Thai-Style Grilled Pork Skewers (Moo Ping) Recipe
[Photograph: Vicky Wasik]
While most people in the United States are most familiar with satay-style Thai skewers, these grilled pork skewers, called moo ping, are a popular street food in Thailand. Thin slices of fatty pork butt are tossed in a punchy, savory marinade, bunched tightly onto skewers, and cooked over charcoal. The pork is brushed with unsweetened coconut cream as it cooks, which keeps the meat moist and provides creamy richness to balance the fish sauce punch of the marinade. This recipe calls for a specially-designed grill set-up that mimics the grilling rigs you would find at street-food kiosks.
Why It Works
- Thinly slicing pork shoulder allows the meat to pick up flavor from the punchy marinade, and also speeds up cooking time.
- A special skewer set-up for a charcoal grill makes it easier to cook the skewers, producing lightly charred pork that is still juicy and tender.
- Brushing the skewers with unsweetened coconut cream while they cook keeps them moist, and creates a sticky glaze on the surface of the meat.
- 4 medium garlic cloves (20g), minced
- 2 tablespoons (15g) minced cilantro stems, plus fresh cilantro leaves for serving
- 2 tablespoons (30g) finely chopped palm sugar (see note)
- 1 tablespoon (15ml) fish sauce
- 1 tablespoon (15ml) soy sauce
- 1 tablespoon (15ml) oyster sauce
- 1 1/2 teaspoons (6g) ground white pepper
- 1/2 teaspoon (2g) MSG powder (optional)
- 2 pounds (900g) pork butt, in one piece
- 1 (5 1/2-ounce; 160ml) can unsweetened coconut cream
- 1 recipe Thai Dried Chili-Vinegar Dipping Sauce, for serving (optional)
In a small bowl, combine garlic, cilantro stems, palm sugar, fish sauce, soy sauce, oyster sauce, white pepper, and MSG (if using), and stir until palm sugar is dissolved. Set aside.
Freeze pork for 15 minutes and up to 30 minutes (partially freezing the pork makes it easier to slice). Using a sharp chef’s knife or slicing knife, slice pork against the grain into 2-inch-long, 1-inch-wide, and 1/8-inch-thick strips.
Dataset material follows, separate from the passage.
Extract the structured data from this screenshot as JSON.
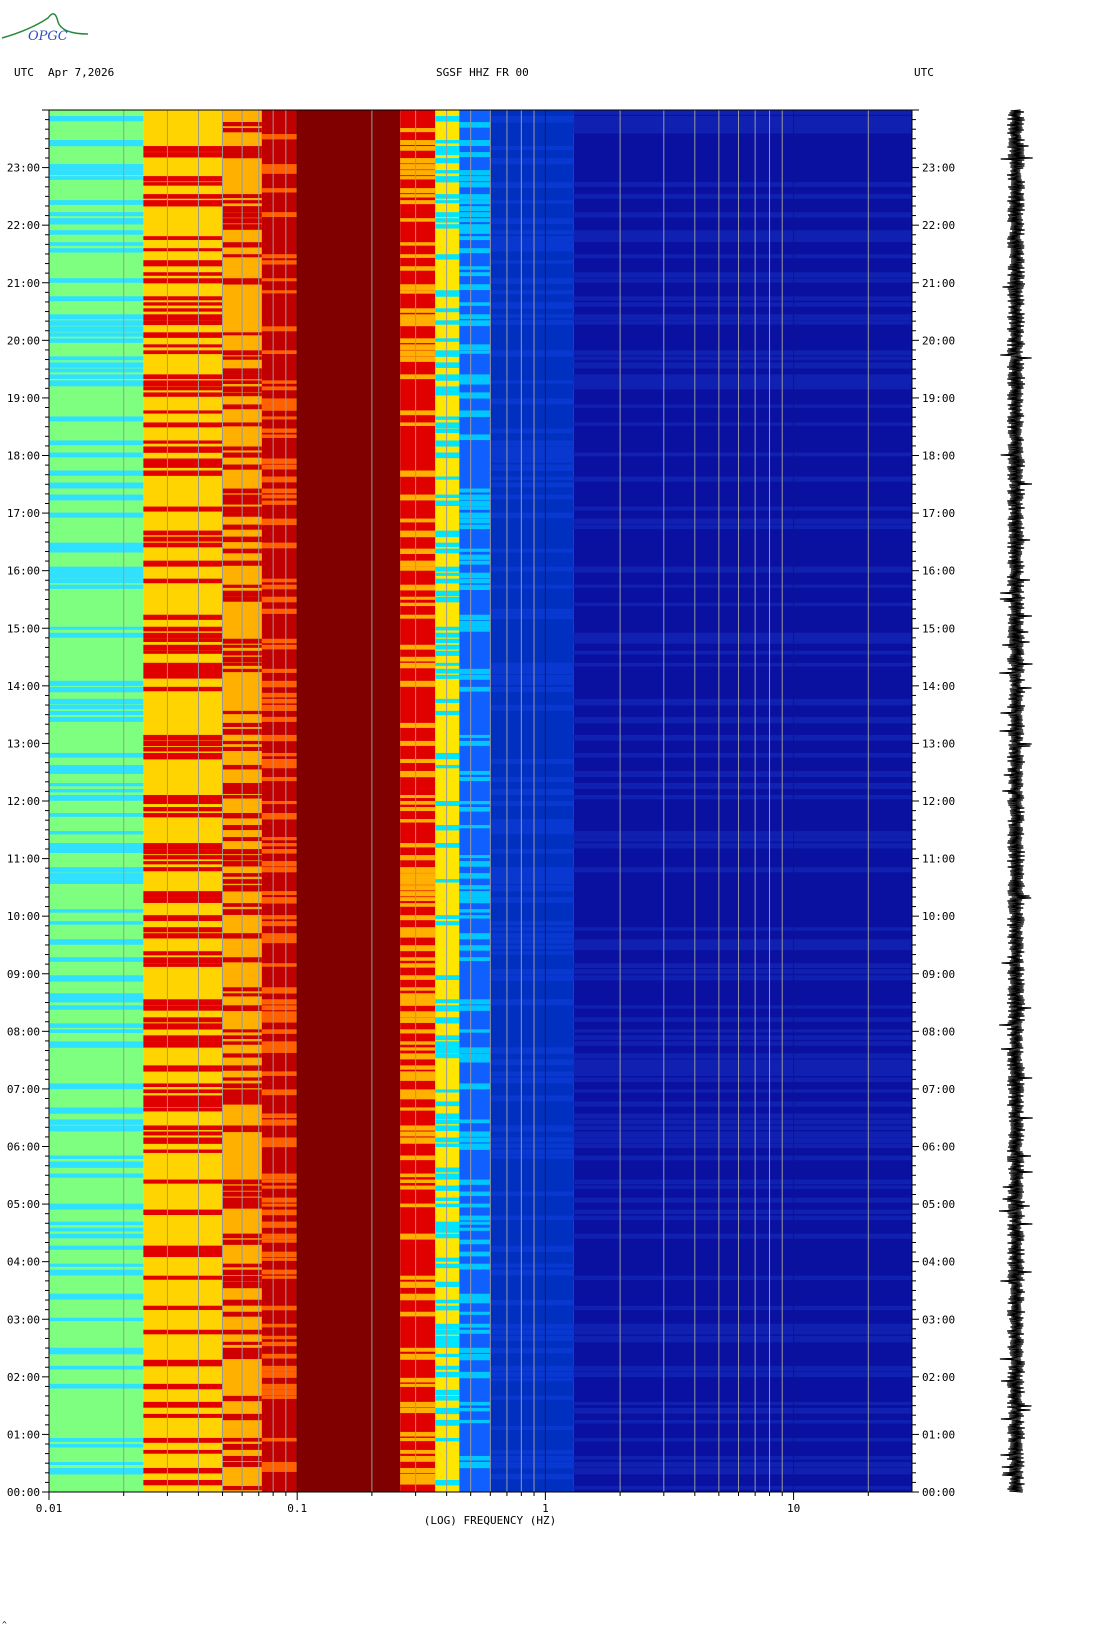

The easiest and most efficient way to do this is to start by portioning the pork butt into 2-inch-wide by 1-inch-thick pieces, and then slicing those pieces crosswise into 1/8-inch-thick strips.
Combine pork and marinade in a large bowl, and, using hands, toss until every piece of meat is evenly coated in marinade. Cover tightly with plastic wrap and refrigerate for at least 4 hours, and up to 36 hours.
Thread one piece of pork onto a skewer, piercing it through twice to secure it, then bunching meat tightly together like an accordion. Continue threading pork onto skewer, making sure meat is tightly bunched together, leaving no parts of the skewer exposed except for a 2-inch handle at the bottom, and the pointy tip at the top. Repeat skewering process with remaining pork.
Set up grill for skewers, making sure to adjust distance between bricks to the length of your skewers. Light one chimney full of charcoal. When all the charcoal is lit and covered with gray ash, pour out and spread the coals evenly in the channel between the bricks.
Place skewers directly over the hot coals, balancing them on top of the bricks, with the handles overhanging the bricks closest to you and the tips balancing on the farther wall of bricks. Using a brush, brush pork with coconut cream. Cook, turning skewers and brushing pork with coconut cream frequently, until meat is lightly charred, and a piece of pork looks cooked through when removed and cut in half, 8 to 10 minutes; if flare-ups occur, move the skewers around as needed to get them away from the flames. Transfer to serving platter and let rest for 1 to 2 minutes. Serve immediately, passing lime wedges, as well as cilantro and dipping sauce (if using), at the table.